Luana Sampaio é pesquisadora e diretora de criação audiovisual do O POVO. É doutoranda em Comunicação pela Universidade Federal do Ceará (UFC), com pós-graduação em Artes Criativas na Deakin University, na Austrália. Escreve sobre memória, testemunho, imagem, cinema e história
A história de andar uma casa para frente e duas para trás parece ser o modelo de algumas produções audiovisuais. Se a novela tem em grande parte de sua equipe trabalhadores nordestinos, certamente não são eles que estão em maioria, em cena, representando o... Nordeste.
Nos últimos dias a Rede Globo estreou sua nova novela das 18 horas, “No rancho fundo”. Já quando suas primeiras imagens foram divulgadas uma série de críticas foram feitas à produção. Todas diziam respeito à caracterização do povo nordestino. Comentários como “no nordeste tem pente” ou “falta dois tons de base pra se tornar quase um black face”, foram feitos nas redes sociais.
Um dia antes da estreia da novela, chegou ao catálogo da Netflix o filme "Propriedade", produção pernambucana de Daniel Bandeira, cuja sinopse entrega: “Uma mulher se refugia em um carro blindado para escapar da revolta arquitetada pelos trabalhadores da fazenda da família”.
No caso da novela, poderíamos falar dos atores e atrizes sudestinos que aparecem maltrapilhos, sujos, de semblante sofrido, pele suada, cabelos desgrenhados, roupas em tons terrosos. No filme, podemos falar da construção de um thriller nordestino, ambivalência dos personagens, o incômodo constante que o filme causa.
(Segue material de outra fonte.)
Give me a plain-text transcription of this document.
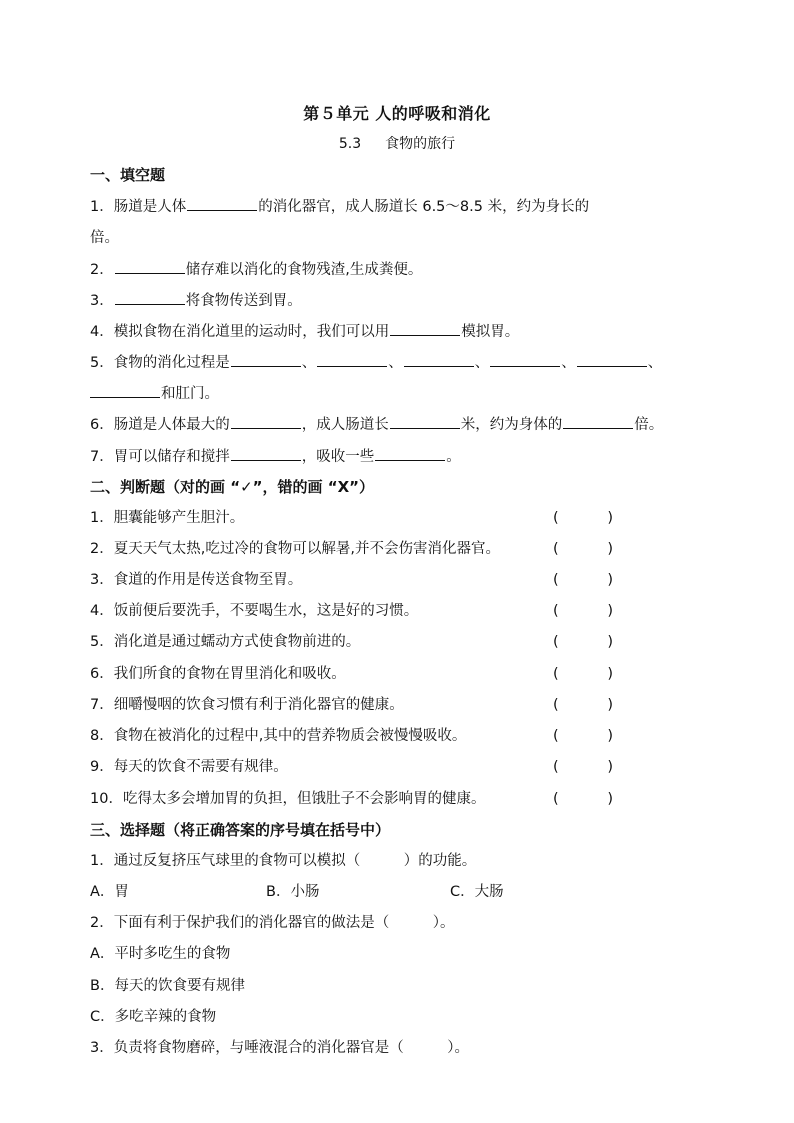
第５单元 人的呼吸和消化
5.3 食物的旅行
一、填空题
1．肠道是人体	的消化器官，成人肠道长 6.5～8.5 米，约为身长的
倍。
2．	储存难以消化的食物残渣,生成粪便。
3．	将食物传送到胃。
4．模拟食物在消化道里的运动时，我们可以用	模拟胃。
5．食物的消化过程是	、	、	、	、	、
和肛门。
6．肠道是人体最大的	，成人肠道长	米，约为身体的	倍。
7．胃可以储存和搅拌	，吸收一些	。
二、判断题（对的画 “✓”，错的画 “X”）
1．胆囊能够产生胆汁。	(	)
2．夏天天气太热,吃过冷的食物可以解暑,并不会伤害消化器官。	(	)
3．食道的作用是传送食物至胃。	(	)
4．饭前便后要洗手，不要喝生水，这是好的习惯。	(	)
5．消化道是通过蠕动方式使食物前进的。	(	)
6．我们所食的食物在胃里消化和吸收。	(	)
7．细嚼慢咽的饮食习惯有利于消化器官的健康。	(	)
8．食物在被消化的过程中,其中的营养物质会被慢慢吸收。	(	)
9．每天的饮食不需要有规律。	(	)
10．吃得太多会增加胃的负担，但饿肚子不会影响胃的健康。	(	)
三、选择题（将正确答案的序号填在括号中）
1．通过反复挤压气球里的食物可以模拟（　　　）的功能。
A．胃	B．小肠	C．大肠
2．下面有利于保护我们的消化器官的做法是（　　　）。
A．平时多吃生的食物
B．每天的饮食要有规律
C．多吃辛辣的食物
3．负责将食物磨碎，与唾液混合的消化器官是（　　　）。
Mas para além de me ater às diferenças estéticas, narrativas e até artísticas, quero falar de como o nordestino come.
“No rancho fundo” os atores performam a fábula da pessoa bronca que fala errado, come errado e que é cheia de mungango. O nordestino da novela come meio sem jeito, segura o talher entortando a mão de forma agoniante e fica com o rosto enfiado na comida. Chegou até ao ponto de, na chamada da novela, o narrador usar da palavra “civilização” como contraponto ao local onde se passa a trama.
(Foto: Frame do primeiro capítulo da novela "No rancho fundo" (2024))Cena da novela "No rancho fundo", dirigida por Allan Fiterman e escrita por Marcos Lazarini, Angélica Lopes, Dino Cantelli e Renata Sofia (2024)
(Foto: Frame do filme "Propriedade".)Cena do filme "Propriedade", de Daniel Bandeira (2022).
(Foto: Frame do filme "Propriedade")Cena do filme "Propriedade", de Daniel Bandeira (2022).
(Foto: Frame do primeiro capítulo da novela "No rancho fundo" (2024))Cena da novela "No rancho fundo", dirigida por Allan Fiterman e escrita por Marcos Lazarini, Angélica Lopes, Dino Cantelli e Renata Sofia (2024)
Ainda que os autores tentem se blindar por entre a licença poética, afirmando que é uma criação livre e que valoriza “os nordestes”, vamos ser sinceros: nos animalizam. Parece que é impossível para quem não tem experiência nordestina conceber que nós simplesmente comemos, e que espetáculos desse tipo servem somente ao gozo dos “civilizados”.
Por isso lembro de "Propriedade", filme que trás a cena de duas mulheres do campo, trabalhadoras, jantando. Tinham sotaque, tinham vestimentas, movimentação corporal, semblantes cansados e toda uma construção de duas, também, personagens nordestinas. Mas elas comem, bebem, conversam angustiadas, e seguem seus caminhos sem, em momento algum, parecerem uma performance caricata de quem realmente são.
Na mesma semana, duas obras distintas se propõem a nos retratar. Com especificidades incomparáveis - é verdade - podemos ainda estabelecer alguns pontos, mas que triste que é ter de dizer para nos mostrarem como gente. E é só o jeito de comer que nos faz gente? Não, mas precisaríamos de outra coluna para conversar sobre isso.